Rig Tension

Norman I would had through as I do if you slacking the bottle screw X amount of turn on one side and the same on the other side you not going to be far off if you do them up the same come the spring .
I reset all mine rigging last year , as it not been done since the boat was new in 2009 .
I unscrew each bottle screw and then counted the turns and screw the other screw the other side up the same , make sure the mast I'd straight .
Once I did then up and I was happy , we took the boat out in 12 kts of wind first on one tack then on the other and tighten up any slackness , taken the Same amount of turns at the same time while on any tack making sure the mast stay up right .
This works for us ,
It's also what I have done with all my other boats in the pass .
Maybe one day I will buy a garge .

One other point , I don't know how true this is , I was once told by and experience rigger , just useing hand tools ( spanner and screw drive or wench ) it not possible to over tighten rigging . ( at the time we was talking about my rigging 8mm , not sure if the same would be with 4 or 6 mm )
On the other hand if you use a bar on the wench , it could easly be a very different story .

If the tensions are OK you can tape up the bottle screws to mark the settings before you slacken them.
 
>Did he charge extra for bending your hull?

Steel boat, perhaps that's why he did it without a gauge. As the rigging stretched when long distance sailing I did the same with no problems. Even if you tighten it as much as you can you can still feel a small amount of play in the rigging.
 
I've heard this said previously with a small qualification - which is "so long as you only use ordinary hand tools" which I interpret as normal length spanners, not metre long breaker bars...
 
Dom, that made I larf.
I've set up the rigging on my friends boat a couple of times using a borrowed Loos gauge. The difficulty I had was deciding the tension to use but once having got that the gauge was very easy to use - much easier than the tape and extension method. Gwylan Làs was an elderly Macerated and I chickened out of tensioning to the max as I was afeared that the hull and chain plates wouldn't stand it. I certainly wouldn't tension as hard as I could.
The tensions port and starboard are bound to equalise as the mast is in effect a pinned joint rather than fixed ended. Similarly, fore and aft.
My recent little boats don't justify a full tune, I just tension until slackness when beating is eliminated.
 
Dom, that made I larf.
I've set up the rigging on my friends boat a couple of times using a borrowed Loos gauge. The difficulty I had was deciding the tension to use but once having got that the gauge was very easy to use - much easier than the tape and extension method.

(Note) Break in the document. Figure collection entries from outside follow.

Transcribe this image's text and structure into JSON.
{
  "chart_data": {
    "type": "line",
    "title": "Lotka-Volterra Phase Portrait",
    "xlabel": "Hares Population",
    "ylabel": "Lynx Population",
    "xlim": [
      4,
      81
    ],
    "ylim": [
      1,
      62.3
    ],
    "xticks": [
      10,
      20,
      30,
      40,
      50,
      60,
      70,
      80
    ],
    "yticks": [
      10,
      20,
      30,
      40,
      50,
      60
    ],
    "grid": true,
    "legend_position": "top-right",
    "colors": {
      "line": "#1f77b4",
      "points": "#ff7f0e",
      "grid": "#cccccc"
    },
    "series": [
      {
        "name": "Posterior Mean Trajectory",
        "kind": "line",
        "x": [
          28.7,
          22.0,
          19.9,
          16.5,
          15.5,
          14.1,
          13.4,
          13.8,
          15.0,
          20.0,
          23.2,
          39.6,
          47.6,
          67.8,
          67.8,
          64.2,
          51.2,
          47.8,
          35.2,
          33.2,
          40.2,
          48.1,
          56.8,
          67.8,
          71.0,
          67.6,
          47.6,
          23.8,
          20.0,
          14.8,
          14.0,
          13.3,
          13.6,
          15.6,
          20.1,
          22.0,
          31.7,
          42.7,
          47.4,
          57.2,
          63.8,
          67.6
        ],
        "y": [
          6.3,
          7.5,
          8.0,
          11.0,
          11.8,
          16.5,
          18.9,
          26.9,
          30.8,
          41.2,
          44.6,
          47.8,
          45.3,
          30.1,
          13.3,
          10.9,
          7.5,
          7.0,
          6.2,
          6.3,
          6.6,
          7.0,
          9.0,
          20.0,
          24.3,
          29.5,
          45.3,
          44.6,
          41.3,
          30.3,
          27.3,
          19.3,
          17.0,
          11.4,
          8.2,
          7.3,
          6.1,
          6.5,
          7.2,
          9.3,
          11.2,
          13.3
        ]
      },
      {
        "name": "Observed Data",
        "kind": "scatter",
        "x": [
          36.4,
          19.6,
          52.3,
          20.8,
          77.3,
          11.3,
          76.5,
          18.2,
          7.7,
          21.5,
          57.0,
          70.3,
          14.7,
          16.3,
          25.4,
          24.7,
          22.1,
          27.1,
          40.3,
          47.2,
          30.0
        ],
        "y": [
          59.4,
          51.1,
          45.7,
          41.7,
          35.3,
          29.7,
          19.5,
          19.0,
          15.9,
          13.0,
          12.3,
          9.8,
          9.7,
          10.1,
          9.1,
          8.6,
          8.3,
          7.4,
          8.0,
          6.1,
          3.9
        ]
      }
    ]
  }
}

Gwylan Làs was an elderly Macerated and I chickened out of tensioning to the max as I was afeared that the hull and chain plates wouldn't stand it. I certainly wouldn't tension as hard as I could.
The tensions port and starboard are bound to equalise as the mast is in effect a pinned joint rather than fixed ended. Similarly, fore and aft.
My recent little boats don't justify a full tune, I just tension until slackness when beating is eliminated.

They won't be the same fore and aft because the angles are different
 
>I've heard this said previously with a small qualification - which is "so long as you only use ordinary hand tools" which I interpret as normal length spanners, not metre long breaker bars...

That's correct, that's what the rigger and I did.